The default English question file is in $MERLINDIR/misc/questions/questions-radio_dnn_416.hed. On the left side is the name of the question (e.g. "LL-Vowel" is basically asking, "Is the phoneme two to the left of the current one a vowel?") and on the right side is a list of things for which a match would mean the answer is "yes" (e.g. all vowels in the English phoneset). The fullcontext label file uses symbols to delimit the different features, so that's why everything pertaining to, e.g. the current phoneme (questions starting with "C-") has the possible matches put between - and + (because that's how you find the current phoneme in the current label, according to lab_format.pdf). We made a custom questions file for this project by just copying the default English questions file and adding new questions pertaining to our new features -- this questions file is here: /proj/tts/tools/ecooper/merlin/misc/questions/questions-trustworthy.hed The questions that were added are at the top of the file, starting with Trust.
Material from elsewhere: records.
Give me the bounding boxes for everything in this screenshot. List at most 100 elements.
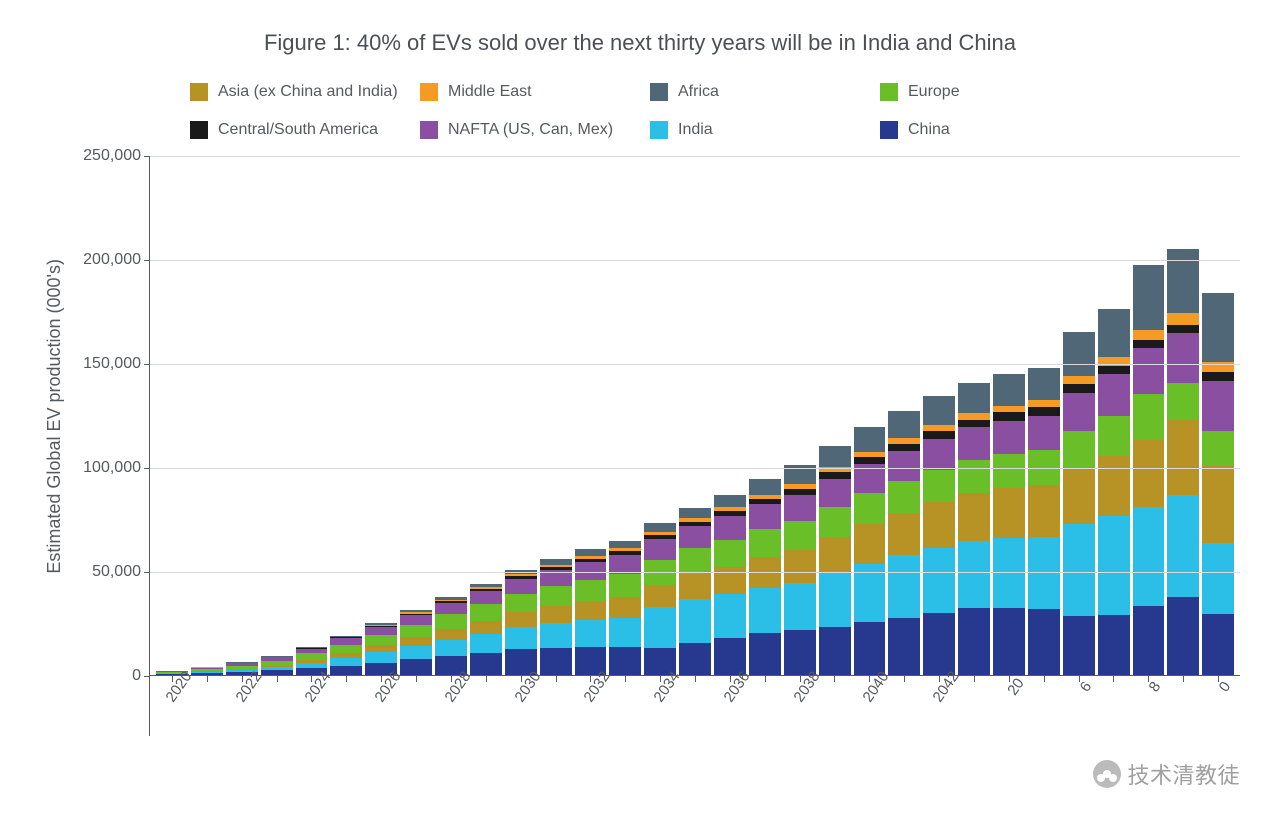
segment-africa [679, 508, 711, 518]
segment-europe [365, 635, 397, 645]
segment-nafta [470, 591, 502, 604]
segment-europe [819, 507, 851, 537]
bar-2027 [400, 610, 432, 676]
segment-africa [888, 411, 920, 438]
segment-asia_ex [993, 488, 1025, 538]
figure-container: Figure 1: 40% of EVs sold over the next … [0, 0, 1280, 820]
segment-africa [749, 479, 781, 495]
y-tick-mark [144, 364, 150, 365]
segment-central_s_america [958, 420, 990, 428]
segment-africa [993, 374, 1025, 405]
segment-europe [1167, 383, 1199, 420]
segment-nafta [505, 579, 537, 594]
x-tick-mark [869, 676, 870, 682]
segment-europe [1063, 431, 1095, 468]
x-label-cell: 2022 [226, 678, 258, 736]
x-tick-mark [730, 676, 731, 682]
segment-asia_ex [644, 585, 676, 608]
segment-central_s_america [1167, 325, 1199, 333]
segment-europe [575, 580, 607, 602]
bar-2039 [819, 446, 851, 676]
segment-europe [958, 460, 990, 493]
bar-2042 [923, 396, 955, 676]
x-tick-label: 20 [1004, 675, 1027, 698]
bar-2049 [1167, 249, 1199, 676]
x-label-cell: 2028 [435, 678, 467, 736]
bar-2028 [435, 597, 467, 676]
wechat-icon [1093, 760, 1121, 788]
x-label-cell: 2038 [784, 678, 816, 736]
bar-group [150, 156, 1240, 676]
legend-label: Asia (ex China and India) [218, 83, 398, 101]
bar-2031 [540, 559, 572, 676]
segment-europe [923, 470, 955, 502]
legend-swatch [650, 83, 668, 101]
segment-india [958, 541, 990, 609]
x-tick-mark [451, 676, 452, 682]
legend-item-asia_ex: Asia (ex China and India) [190, 76, 400, 108]
segment-asia_ex [923, 502, 955, 548]
x-tick-mark [1183, 676, 1184, 682]
chart-area: Estimated Global EV production (000's) 0… [40, 156, 1240, 736]
legend-label: NAFTA (US, Can, Mex) [448, 121, 613, 139]
x-label-cell: 0 [1202, 678, 1234, 736]
bar-2033 [609, 541, 641, 677]
legend-swatch [650, 121, 668, 139]
x-label-cell [749, 678, 781, 736]
bar-2041 [888, 411, 920, 676]
x-label-cell [1028, 678, 1060, 736]
x-label-cell: 2030 [505, 678, 537, 736]
x-tick-mark [556, 676, 557, 682]
segment-central_s_america [1028, 407, 1060, 416]
x-label-cell [888, 678, 920, 736]
segment-nafta [993, 421, 1025, 454]
segment-china [1202, 614, 1234, 676]
legend-label: Middle East [448, 83, 532, 101]
x-tick-mark [1218, 676, 1219, 682]
segment-africa [1063, 332, 1095, 376]
x-label-cell [819, 678, 851, 736]
x-tick-mark [172, 676, 173, 682]
segment-china [958, 608, 990, 676]
x-tick-mark [416, 676, 417, 682]
x-label-cell [609, 678, 641, 736]
segment-china [854, 622, 886, 676]
segment-middle_east [1167, 313, 1199, 324]
segment-asia_ex [435, 629, 467, 640]
segment-nafta [1202, 381, 1234, 431]
segment-central_s_america [1202, 372, 1234, 380]
x-label-cell [470, 678, 502, 736]
segment-middle_east [1133, 330, 1165, 340]
x-tick-mark [1044, 676, 1045, 682]
segment-central_s_america [923, 431, 955, 438]
segment-africa [819, 446, 851, 468]
segment-europe [854, 493, 886, 524]
x-tick-mark [486, 676, 487, 682]
segment-india [1028, 537, 1060, 610]
x-tick-mark [207, 676, 208, 682]
segment-africa [1028, 368, 1060, 400]
bar-2048 [1133, 265, 1165, 676]
segment-india [365, 652, 397, 662]
x-tick-mark [1113, 676, 1114, 682]
segment-india [330, 658, 362, 665]
segment-nafta [679, 526, 711, 548]
bar-2026 [365, 623, 397, 676]
y-tick-label: 200,000 [83, 251, 141, 269]
segment-china [400, 659, 432, 676]
segment-europe [1202, 431, 1234, 466]
segment-nafta [1167, 333, 1199, 383]
watermark: 技术清教徒 [1093, 758, 1240, 790]
segment-india [1098, 516, 1130, 615]
bar-2040 [854, 427, 886, 676]
segment-africa [1167, 249, 1199, 313]
segment-nafta [888, 451, 920, 481]
segment-india [575, 620, 607, 647]
segment-asia_ex [609, 597, 641, 618]
x-label-cell: 2042 [923, 678, 955, 736]
legend-swatch [190, 121, 208, 139]
segment-europe [470, 604, 502, 621]
segment-asia_ex [1167, 420, 1199, 495]
x-label-cell [191, 678, 223, 736]
segment-africa [923, 396, 955, 425]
The representation in the questions file is a good area for future experimentation. For instance, right now the qfile only checks whether a given feature value is "hi" or "not hi" -- basically a binary switch. Merlin allows for numeric features as well as discrete symbolic pattern match type features -- see the CQS question type at the end of the default English qfile; see also the section on continuous numerical features here for more info. It is common practice to normalize numeric features, thus it may make sense to use the actual zscore-normalized feature values for each utterance in place of the 'hi,' 'med,' and 'lo' symbolic values. As a somewhat simpler experiment, it may also be worth trying using 1, 0, and -1 in place of hi, med, and lo, in a numeric-feature setting, and then seeing whether extrapolation can be done (e.g, setting a value of '2' in the test label files) which in theory is possible but we have not tried.

6. Voice Training

We based voice training on the basic "build your own voice" recipe in Merlin. The voice training directory is here: /proj/tts/tools/ecooper/merlin/egs/trustworthy/s1 The training recipe is thirds_voice.sh which is run by uncommenting each section one by one. The test synthesis output is in experiments/thirds_voice/test/synthesis/wav/*.wav.

If you train a new voice based on this recipe, the important things to change are the voice name (so the old voice doesn't get overwritten), and the label files and questions file if new ones were created.

6. Synthesis

See this script:

/proj/tts/tools/ecooper/merlin/egs/trustworthy/s1/synthesize.py

It will synthesize your input sentences in both trusted and nontrusted styles.